The importation of queen conch, alive or dead, and its parts and derivatives, is subject to the requirements of CITES, the ESA, and the regulations thereto. To engage in trade in queen conch, all imports or exports must be accompanied by a CITES export certificate from the country of origin, or a re-export permit from a country of re-export. In September 2003, an embargo was enacted by the CITES parties for queen conch and conch products that originated from many of the conch producing countries of the Caribbean in an effort to help stem the continued and significant declines in the species, due in large part to rampant illegal harvest fo the conch. The embargo banned all imports of queen conch to any nation that was a signatory to CITES.
Defendant’s activities in support of the smuggling venture involved his Canadian-based company, Pacific Marine Union Corporation, receiving queen conch shipped by air from Haiti to Toronto, and re-packing the conch as “Frozen Whelk meat, product of Canada”, and then arranging transportation by refrigerated truck to Hialeah, Florida. The criminal conduct was detected in March 2006 when a shipment of 2,100 pounds of the falsely labeled queen conch was intercepted by Food & Drug Administration and Fish & Wildlife Service Inspectors at the Peace River bridge in Buffalo, New York, consigned to Caribbean Conch, Inc. The Fish & Wildlife Service’s National Forensic Laboratory in Ashland, Oregon conducted DNA analysis of the seafood product and confirmed it was queen conch, and not whelk as indicated on the shipping documents.

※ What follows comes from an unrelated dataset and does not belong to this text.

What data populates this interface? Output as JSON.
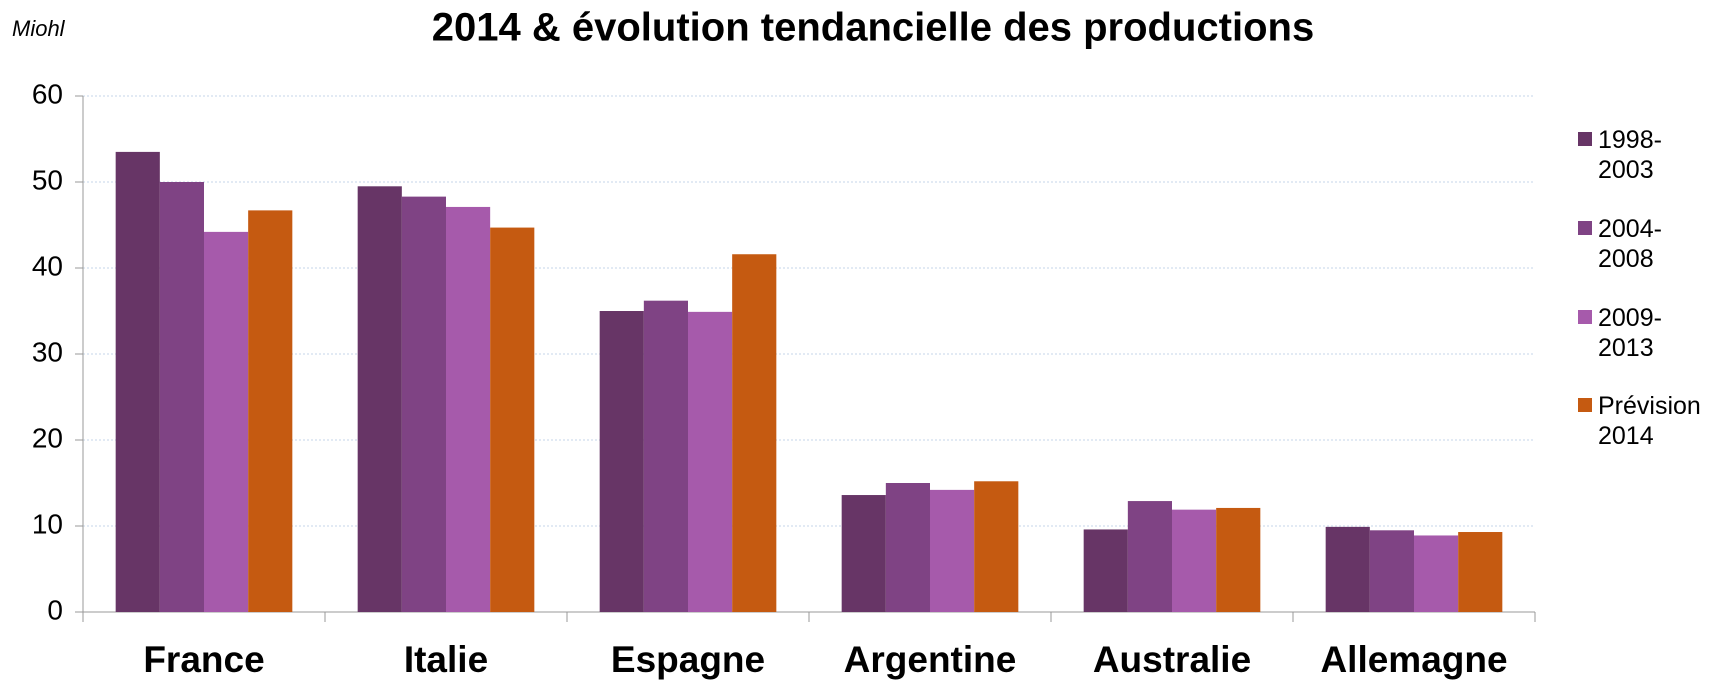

Whelk is another species of marine mollusc, not indigenous to the Caribbean, sometimes used as a cheap substitute for queen conch. However, it is not as desirable in the seafood industry and is not subject to ESA or CITES protection.
Investigative efforts by Canadian and American enforcement authorities led to the simultaneous execution of search warrants in both countries and the seizure of more than 63,000 pounds of illegally traded queen conch, involving Shone and other parties already convicted in separate proceedings in the United States and Canada.
Mr. Acosta commended the coordinated investigative efforts of the U. S. Fish & Wildlife Service, NOAA Office for Law Enforcement, Food & Drug Administration and the Wildlife Officers of Environment Canada’s Wildlife Enforcement Branch, Wildlife Enforcement Division, in Halifax, Montreal, Toronto, and Vancouver. This case is being prosecuted by Assistant United States Attorneys Thomas Watts-FitzGerald.